My dad would always take us on long drives when things in our house got busy. It gave me such a sense of peace and safety – he knew what he was doing for sure and maybe he needed that too. My brother and I went for a car ride to get out of the house for an hour that day we had heard of my uncles passing. We were silent for the first while but gradually spoke about how we had felt completely shocked and saddened by this major loss in our family. My brother is one out of three people on this earth who experienced the same pain I did years ago and although we continue to heal very differently there’s still this unspoken comfort of being around each other during these continued difficult times. I had realized that we had lost another significant male figure in our life. Our grandfather, dad, two uncles, great uncles and now another close uncle. I felt for my brother. In this moment it really came together for me that although he had been blessed to live with 3 amazing women who raised him (his words not mine!) he had been losing male figures consistently since the 8th grade. It took me long enough to see it- I was so stuck in my own pain. But that’s what grief is, a frozen period of time in your mind and heart that you have to process while life continues. It clouds your vision, keeps you stuck and unless you allow for acceptance and reprocessing to enter and provide healing in your life it can keep you surviving just on tunnel vision. I had tunnel vision for a while, I was angry, stuck, sad, helpless and hopeless and there was nothing I wanted to be done about it- I was scared to move and experience more change. No one was going to bring my dad back or restore the life I once had. It was hard to empathize and connect with others beyond feeling their pain and then understanding their lens. It was hard enough living in my head I couldn’t see another’s lens not my brothers, my mothers or sisters.
10 years without you dad and I’ve done things I never thought I’d do. I was paralyzed at the thought of life moving on without you and I truly don’t know if one thing in particular helped kicked off my healing or if it was a combination of them.

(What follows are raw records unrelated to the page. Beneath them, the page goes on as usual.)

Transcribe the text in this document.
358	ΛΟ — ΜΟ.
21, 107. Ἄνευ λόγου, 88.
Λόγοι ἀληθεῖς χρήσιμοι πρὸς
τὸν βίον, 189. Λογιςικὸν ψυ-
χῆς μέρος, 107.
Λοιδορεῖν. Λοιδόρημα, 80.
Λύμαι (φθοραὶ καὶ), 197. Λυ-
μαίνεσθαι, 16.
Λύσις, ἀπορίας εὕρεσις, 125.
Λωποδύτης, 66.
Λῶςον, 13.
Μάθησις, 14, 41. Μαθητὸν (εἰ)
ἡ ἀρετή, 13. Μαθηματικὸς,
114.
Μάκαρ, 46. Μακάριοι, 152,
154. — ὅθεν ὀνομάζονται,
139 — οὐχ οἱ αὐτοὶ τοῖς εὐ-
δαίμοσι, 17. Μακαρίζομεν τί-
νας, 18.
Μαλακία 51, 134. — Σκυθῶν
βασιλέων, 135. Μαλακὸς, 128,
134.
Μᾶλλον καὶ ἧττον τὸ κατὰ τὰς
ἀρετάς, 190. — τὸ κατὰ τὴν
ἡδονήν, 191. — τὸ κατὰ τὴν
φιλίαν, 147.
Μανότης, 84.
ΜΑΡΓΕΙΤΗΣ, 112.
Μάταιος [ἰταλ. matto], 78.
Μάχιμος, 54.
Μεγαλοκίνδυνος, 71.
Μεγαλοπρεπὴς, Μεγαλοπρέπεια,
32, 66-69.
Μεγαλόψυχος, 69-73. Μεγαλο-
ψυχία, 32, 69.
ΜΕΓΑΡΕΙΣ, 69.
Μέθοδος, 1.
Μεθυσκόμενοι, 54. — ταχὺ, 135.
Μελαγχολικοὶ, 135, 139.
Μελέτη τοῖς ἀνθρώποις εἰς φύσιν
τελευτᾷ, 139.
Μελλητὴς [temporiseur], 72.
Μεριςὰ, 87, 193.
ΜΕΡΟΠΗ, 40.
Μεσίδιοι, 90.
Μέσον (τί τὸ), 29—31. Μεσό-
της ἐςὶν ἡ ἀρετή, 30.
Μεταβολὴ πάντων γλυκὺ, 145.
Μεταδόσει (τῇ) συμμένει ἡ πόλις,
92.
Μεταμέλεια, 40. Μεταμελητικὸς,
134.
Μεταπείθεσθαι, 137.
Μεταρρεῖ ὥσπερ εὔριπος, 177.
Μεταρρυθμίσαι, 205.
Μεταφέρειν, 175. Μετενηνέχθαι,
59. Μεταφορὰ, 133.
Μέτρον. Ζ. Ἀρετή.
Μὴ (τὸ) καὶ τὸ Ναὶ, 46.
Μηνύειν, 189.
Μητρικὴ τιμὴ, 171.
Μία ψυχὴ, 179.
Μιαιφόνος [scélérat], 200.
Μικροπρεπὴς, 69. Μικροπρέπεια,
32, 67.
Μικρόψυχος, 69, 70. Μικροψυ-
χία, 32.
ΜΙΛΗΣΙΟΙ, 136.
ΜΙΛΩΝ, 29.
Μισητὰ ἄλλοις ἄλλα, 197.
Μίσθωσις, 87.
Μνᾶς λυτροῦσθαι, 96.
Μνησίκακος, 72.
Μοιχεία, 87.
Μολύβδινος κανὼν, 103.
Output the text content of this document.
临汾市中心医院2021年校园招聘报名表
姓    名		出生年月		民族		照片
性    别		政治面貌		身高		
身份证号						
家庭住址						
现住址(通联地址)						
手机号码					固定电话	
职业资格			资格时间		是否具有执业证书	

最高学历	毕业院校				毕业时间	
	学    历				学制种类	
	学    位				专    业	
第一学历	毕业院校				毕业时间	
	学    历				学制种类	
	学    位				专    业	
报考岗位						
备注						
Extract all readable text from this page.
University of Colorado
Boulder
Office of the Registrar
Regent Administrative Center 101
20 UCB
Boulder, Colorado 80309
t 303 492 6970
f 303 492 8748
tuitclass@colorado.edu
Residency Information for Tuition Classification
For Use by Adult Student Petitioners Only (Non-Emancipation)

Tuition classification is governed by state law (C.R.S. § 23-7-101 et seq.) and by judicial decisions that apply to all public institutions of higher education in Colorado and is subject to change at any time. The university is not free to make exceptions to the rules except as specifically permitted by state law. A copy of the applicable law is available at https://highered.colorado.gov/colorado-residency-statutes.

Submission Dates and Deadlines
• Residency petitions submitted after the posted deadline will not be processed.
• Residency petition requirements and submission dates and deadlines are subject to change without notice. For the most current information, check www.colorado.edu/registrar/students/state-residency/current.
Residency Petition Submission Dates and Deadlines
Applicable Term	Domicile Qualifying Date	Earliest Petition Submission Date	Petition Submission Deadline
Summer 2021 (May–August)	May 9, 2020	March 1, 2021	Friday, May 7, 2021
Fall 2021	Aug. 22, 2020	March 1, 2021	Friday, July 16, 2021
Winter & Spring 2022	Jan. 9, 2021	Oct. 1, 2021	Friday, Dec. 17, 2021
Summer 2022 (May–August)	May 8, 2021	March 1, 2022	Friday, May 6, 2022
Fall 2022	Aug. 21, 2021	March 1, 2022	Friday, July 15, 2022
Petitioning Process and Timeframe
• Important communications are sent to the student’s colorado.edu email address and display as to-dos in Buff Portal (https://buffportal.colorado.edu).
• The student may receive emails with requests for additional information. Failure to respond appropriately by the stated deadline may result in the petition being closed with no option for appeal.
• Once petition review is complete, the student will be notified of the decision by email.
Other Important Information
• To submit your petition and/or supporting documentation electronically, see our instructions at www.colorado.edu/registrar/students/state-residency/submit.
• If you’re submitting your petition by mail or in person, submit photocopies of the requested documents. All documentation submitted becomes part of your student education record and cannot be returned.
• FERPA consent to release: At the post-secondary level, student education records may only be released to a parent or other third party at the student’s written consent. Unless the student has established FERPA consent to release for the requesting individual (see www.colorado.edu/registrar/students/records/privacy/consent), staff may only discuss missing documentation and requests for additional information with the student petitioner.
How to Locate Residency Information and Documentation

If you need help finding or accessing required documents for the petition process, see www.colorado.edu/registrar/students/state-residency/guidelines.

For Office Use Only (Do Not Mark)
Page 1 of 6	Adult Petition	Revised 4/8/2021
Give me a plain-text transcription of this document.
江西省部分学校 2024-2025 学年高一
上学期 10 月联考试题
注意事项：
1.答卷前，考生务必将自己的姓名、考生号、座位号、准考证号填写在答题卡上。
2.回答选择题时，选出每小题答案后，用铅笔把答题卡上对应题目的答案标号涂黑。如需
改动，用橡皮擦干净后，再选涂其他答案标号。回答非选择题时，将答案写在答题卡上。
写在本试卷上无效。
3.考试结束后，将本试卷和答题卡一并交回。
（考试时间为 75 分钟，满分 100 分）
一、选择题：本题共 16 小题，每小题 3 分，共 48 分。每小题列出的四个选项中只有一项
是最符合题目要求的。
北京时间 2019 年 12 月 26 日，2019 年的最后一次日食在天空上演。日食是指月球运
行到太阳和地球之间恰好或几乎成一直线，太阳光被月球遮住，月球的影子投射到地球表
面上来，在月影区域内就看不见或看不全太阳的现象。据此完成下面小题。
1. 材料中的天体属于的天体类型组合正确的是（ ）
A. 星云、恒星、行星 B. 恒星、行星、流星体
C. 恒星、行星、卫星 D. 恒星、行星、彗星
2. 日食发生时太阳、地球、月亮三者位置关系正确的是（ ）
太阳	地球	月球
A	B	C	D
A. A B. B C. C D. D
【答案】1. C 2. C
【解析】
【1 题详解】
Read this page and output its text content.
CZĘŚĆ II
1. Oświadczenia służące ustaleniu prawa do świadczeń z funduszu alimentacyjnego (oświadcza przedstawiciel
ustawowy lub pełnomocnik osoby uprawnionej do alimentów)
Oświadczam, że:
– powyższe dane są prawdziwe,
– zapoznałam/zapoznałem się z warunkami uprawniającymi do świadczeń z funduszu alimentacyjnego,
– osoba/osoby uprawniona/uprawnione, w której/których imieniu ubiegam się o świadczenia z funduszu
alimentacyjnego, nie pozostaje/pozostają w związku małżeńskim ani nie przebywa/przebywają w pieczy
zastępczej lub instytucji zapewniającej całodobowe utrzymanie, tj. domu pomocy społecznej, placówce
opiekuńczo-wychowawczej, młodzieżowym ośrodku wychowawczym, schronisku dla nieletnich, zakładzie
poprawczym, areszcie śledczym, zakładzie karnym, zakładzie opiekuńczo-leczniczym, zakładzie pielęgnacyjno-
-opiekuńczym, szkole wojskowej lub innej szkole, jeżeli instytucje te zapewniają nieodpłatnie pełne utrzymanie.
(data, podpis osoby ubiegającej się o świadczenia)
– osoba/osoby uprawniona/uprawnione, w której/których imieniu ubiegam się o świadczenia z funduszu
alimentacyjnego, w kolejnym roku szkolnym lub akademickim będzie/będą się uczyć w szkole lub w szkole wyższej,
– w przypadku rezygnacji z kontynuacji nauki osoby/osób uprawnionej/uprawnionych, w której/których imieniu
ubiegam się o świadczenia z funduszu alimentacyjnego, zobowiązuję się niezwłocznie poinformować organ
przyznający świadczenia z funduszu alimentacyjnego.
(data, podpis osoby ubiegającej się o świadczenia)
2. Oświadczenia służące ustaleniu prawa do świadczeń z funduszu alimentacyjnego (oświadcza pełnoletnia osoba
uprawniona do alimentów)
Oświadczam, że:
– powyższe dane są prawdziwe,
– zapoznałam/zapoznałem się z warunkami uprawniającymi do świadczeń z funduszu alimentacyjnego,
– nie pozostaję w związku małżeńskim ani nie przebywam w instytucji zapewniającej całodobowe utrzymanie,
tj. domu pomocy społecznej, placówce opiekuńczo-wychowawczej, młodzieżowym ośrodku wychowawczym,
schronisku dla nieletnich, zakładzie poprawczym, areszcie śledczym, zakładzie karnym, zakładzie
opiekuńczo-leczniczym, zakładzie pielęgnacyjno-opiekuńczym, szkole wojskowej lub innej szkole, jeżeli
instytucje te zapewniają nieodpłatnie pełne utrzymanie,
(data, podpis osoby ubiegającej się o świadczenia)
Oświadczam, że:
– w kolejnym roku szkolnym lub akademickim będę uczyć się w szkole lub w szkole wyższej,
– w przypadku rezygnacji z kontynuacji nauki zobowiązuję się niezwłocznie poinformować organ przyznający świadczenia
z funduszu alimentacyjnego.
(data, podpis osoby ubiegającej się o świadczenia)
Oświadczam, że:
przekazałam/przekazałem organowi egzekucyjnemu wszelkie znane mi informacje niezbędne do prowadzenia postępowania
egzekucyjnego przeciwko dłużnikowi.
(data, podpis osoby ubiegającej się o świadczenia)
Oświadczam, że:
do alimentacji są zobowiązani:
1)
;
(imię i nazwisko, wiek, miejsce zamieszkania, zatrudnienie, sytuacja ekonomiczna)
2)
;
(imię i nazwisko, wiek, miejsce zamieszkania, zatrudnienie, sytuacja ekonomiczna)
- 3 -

As I drove to my dad’s cemetery plot, I imagined what our relationship would be like now. I pictured us going for long drives like we usually would, to disconnect from everyone and everything and talking over coffee about life with long beautiful fields around us. One of the last memories I have was us going on a long drive and me telling him how upset I felt with my friend. He never brushed me off and always validated my feelings no matter how young I was. He encouraged me to continue putting in the work and fighting if this was a friendship that was worth it. The last time I saw him in our home I was 15. I was such an incredibly shy and awkward kid. He very much brought out the loving, prankster and corky side of me. He pushed and poked me until I grew to feel more comfortable in my skin. I always say he was the first person who ever truly understood me and made me feel loved for all of the things I was. I sat with my coffee by my dad’s cemetery plot, had a conversation with him about everything weighing on my heart this week and felt comforted by the cool breeze and the green fields that stretched for miles in every direction.